Gun-control advocates lose ground despite rampages
Gun-control advocates had hoped to pass new legislation in states where Democrats control the legislature and governor's office. But only a handful of blue states - California, Colorado, Connecticut, Delaware, Illinois, Maryland and New York - advanced substantive laws.
In New York, Democratic Gov. Andrew Cuomo signed legislation that would ban the sale of assault rifles and high-capacity ammunition clips and close the "gun show" loophole. Maryland Gov. Martin O'Malley, a Democrat, signed a bill in May to require people to provide fingerprints and take training courses to obtain a license to buy a gun. This month, California passed legislation limiting sales of semiautomatic rifles with detachable magazines and expanding the list of crimes that would prevent someone from owning a gun for 10 years. Connecticut added 100 weapons to its list of banned firearms and restricted high-capacity magazines.

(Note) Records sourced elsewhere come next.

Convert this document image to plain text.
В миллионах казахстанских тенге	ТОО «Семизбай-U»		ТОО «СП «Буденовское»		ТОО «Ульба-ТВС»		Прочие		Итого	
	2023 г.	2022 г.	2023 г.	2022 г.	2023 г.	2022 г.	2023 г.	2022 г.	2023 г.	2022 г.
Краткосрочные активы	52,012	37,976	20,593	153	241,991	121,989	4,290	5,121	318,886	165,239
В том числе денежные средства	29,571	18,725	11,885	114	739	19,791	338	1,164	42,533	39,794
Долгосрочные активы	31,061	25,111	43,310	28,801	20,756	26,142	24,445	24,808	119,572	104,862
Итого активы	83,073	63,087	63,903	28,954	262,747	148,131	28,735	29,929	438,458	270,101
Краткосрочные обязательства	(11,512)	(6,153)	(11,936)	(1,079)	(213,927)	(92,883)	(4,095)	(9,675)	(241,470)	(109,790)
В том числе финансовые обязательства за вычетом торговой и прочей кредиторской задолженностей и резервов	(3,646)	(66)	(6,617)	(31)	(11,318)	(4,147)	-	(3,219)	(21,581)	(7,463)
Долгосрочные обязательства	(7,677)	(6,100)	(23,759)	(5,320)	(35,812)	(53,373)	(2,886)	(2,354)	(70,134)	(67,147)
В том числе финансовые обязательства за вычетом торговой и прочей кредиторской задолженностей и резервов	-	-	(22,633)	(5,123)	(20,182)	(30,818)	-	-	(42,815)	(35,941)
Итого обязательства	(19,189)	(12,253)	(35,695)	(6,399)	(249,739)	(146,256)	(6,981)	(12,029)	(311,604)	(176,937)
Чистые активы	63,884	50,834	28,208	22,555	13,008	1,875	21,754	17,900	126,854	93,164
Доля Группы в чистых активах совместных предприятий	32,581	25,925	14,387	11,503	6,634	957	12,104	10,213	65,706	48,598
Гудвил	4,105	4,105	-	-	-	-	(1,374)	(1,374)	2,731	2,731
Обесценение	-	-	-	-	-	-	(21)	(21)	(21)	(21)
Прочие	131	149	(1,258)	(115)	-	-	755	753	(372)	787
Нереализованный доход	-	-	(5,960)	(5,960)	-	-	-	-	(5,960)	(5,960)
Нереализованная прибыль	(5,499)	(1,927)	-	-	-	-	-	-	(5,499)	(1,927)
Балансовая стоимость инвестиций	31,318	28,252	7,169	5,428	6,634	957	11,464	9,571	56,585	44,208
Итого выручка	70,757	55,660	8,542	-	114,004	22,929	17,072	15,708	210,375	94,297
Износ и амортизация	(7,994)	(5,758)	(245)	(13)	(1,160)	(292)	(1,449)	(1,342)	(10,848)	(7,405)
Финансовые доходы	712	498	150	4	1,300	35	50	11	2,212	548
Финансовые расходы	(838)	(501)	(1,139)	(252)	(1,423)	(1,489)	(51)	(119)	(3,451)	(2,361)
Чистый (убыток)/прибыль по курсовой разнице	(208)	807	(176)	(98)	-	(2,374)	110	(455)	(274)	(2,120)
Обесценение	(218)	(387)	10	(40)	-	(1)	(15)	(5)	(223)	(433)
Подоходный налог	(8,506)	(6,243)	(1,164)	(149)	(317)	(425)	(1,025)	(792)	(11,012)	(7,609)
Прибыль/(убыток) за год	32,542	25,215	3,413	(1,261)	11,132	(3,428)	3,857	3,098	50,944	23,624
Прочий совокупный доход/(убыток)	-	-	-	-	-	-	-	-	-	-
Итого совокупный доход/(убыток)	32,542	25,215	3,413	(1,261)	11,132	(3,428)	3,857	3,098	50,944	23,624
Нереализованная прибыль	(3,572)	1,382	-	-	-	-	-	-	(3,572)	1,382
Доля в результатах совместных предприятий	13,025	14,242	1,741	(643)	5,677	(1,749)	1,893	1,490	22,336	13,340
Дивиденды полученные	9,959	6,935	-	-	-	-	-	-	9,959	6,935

In Delaware and Illinois, new rules requiring background checks for private gun sales went into effect this year. And a handful of Republican-led states passed laws this year to expand bans on gun possession by the mentally ill or by those convicted of drug-related crimes.
"What every successful effort has in common is the voice of the American public is heard, and elected officials are acting with accountability to the people that put them in office," said Dan Gross, president of the Brady Campaign to Prevent Gun Violence.
But gun-rights advocates have pushed new laws in about half the states to relax restrictions on concealed-carry laws. Legislators in Kansas and Missouri passed laws that would nullify federal gun legislation, although Missouri Gov. Jay Nixon, a Democrat, vetoed his state's version. And in Illinois, the only state that didn't allow residents to carry concealed weapons, legislators overrode Democratic Gov. Pat Quinn's veto of a new concealed-carry law.
A new Alaska law prohibits state and municipal agencies from implementing laws that would infringe on the Second Amendment and exempts some firearms from federal regulation. Several Arkansas laws expanded concealed-carry rules for liquor stores and churches (North Dakota concealed-carry permit holders may now also possess a gun in church). In Missouri, Nixon signed a bill to allow state employees to keep firearms in their vehicles on state property. Mississippi enacted a law that would extend concealed-carry permits to people ages 18 to 21.
And several states - including Alabama, Arkansas, Indiana, Louisiana, South Dakota, Tennessee, Texas and Virginia - passed laws that loosen restrictions on guns carried by school safety officials, steps similar to those advocated by National Rifle Association officials after the shooting in Newtown.
On the local level, more than three dozen county and city governments have revised bans on guns in certain public places at the behest of the Second Amendment Foundation, a gun-rights organization based in Washington state.
This year, the city of Oak Harbor, Wash., overturned a ban on guns in city parks. Carroll County, Md., overturned a ban on carrying a firearm at county landfills. Other jurisdictions have backed off gun bans in public places that don't conform to pre-existing state rules.
"In the last several years, we've had a lot of state legislatures take a position that we think is pretty bright, that firearms legislation belongs in the hands of state legislatures so that you have uniform firearms laws from one end of the state to the other," said Dave Workman, a senior editor of TheGunMag.com and communications director at the Second Amendment Foundation.
"I think there have been more wins for firearms rights than for the gun-control crowd," Workman said.
Following the massacre in Newtown, President Barack Obama and congressional Democrats used national outrage to push a measure to tighten background checks at gun shows and in private sales.
But the measure couldn't overcome a filibuster in the Senate, even with overwhelming public support, and even if it had, Republican control of the House would have stymied any gun-control bill that passed without the backing of the NRA.
In lieu of legislative action, White House press secretary Jay Carney said Monday that the administration has implemented executive actions "that were part of the president's plan to take action to reduce gun violence."
Sen. Dianne Feinstein, D-Calif., a leading proponent of the background check legislation, said Monday's shooting should lead to a renewed debate.
"Congress must stop shirking its responsibility and resume a thoughtful debate on gun violence in this country. We must do more to stop this endless loss of life," she said in a statement Monday.
But gun-rights advocates are promising consequences at the ballot box if gun-control measures make it through state legislatures. This month, two Colorado state senators who had voted for new gun-control measures lost recall elections funded in part by the NRA.
If gun-control advocates could see any silver lining in their losses in Colorado, it's that a new set of allies with deep pockets is beginning to engage. New York Mayor Michael Bloomberg, a political independent, and Los Angeles philanthropist Eli Broad both sent six-figure checks to help the two Democratic candidates.
"Clearly, there are significant new resources that are coming to this issue," said Gross, of the Brady Campaign. He cited Mayors Against Illegal Guns, Bloomberg's group, and Americans for Responsible Solutions, a gun-control organization spearheaded by shooting victim and former congresswoman Gabrielle Giffords, D-Ariz. "We're all working towards the main goals and creating a synergy among our organizations, and that does start to shift the balance around TV political advertisements, which the NRA previously had cornered the market on."